Each team is allowed to designate up to two players per season as post-June 1 cuts. It's really clear that Jamal Adams should and will be one of them. There are two more years of prorated signing bonus (at about $10.417M per year) for which the Seahawks need to account on their salary cap. If the Seahawks cut Adams and don't designate him as a post-June 1 cut, the full $20,833,334 falls on the 2024 cap, and the total cap savings in 2024 amounts to just $6.083M. If they
do designate him as a post-June 1 cut, then just half of the not-yet-accounted-for money from the signing bonus falls on the 2024 cap, with the other half hitting the 2025 cap, and the cap savings in 2024 comes to $16.5M.
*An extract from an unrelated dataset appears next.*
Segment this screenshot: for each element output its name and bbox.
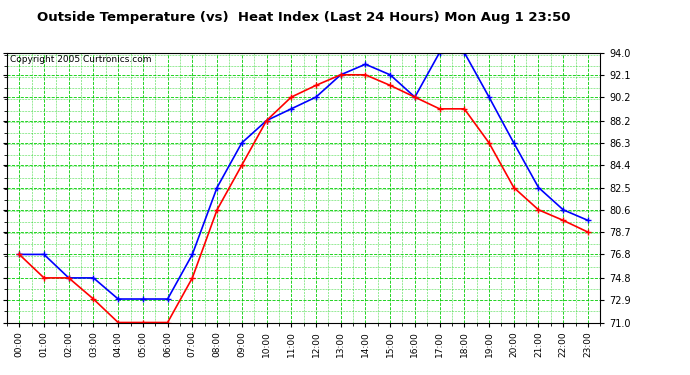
Text: Outside Temperature (vs)  Heat Index (Last 24 Hours) Mon Aug 1 23:50: Outside Temperature (vs) Heat Index (Las…: [37, 11, 571, 24]
Text: Copyright 2005 Curtronics.com: Copyright 2005 Curtronics.com: [10, 55, 151, 64]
If the Seahawks indeed want to move on from Smith, which I suspected they might not until I read that Macdonald had said they have some big decisions coming up real soon, I believe they can pull the same magic as the Broncos and have Smith simultaneously off the roster by the 16th of February, but considered as cut after the 1st of June.
I'm basing this on a bunch of articles that came out after Wilson was finally benched, talking about what the Broncos could do about their salary cap, given the ridiculous parameters of Wilson's contract. Those articles might have been wrong, and then my conclusions here would be too. But if they're right, the NFL really ought to change the name of what's currently called the post-June 1 designation.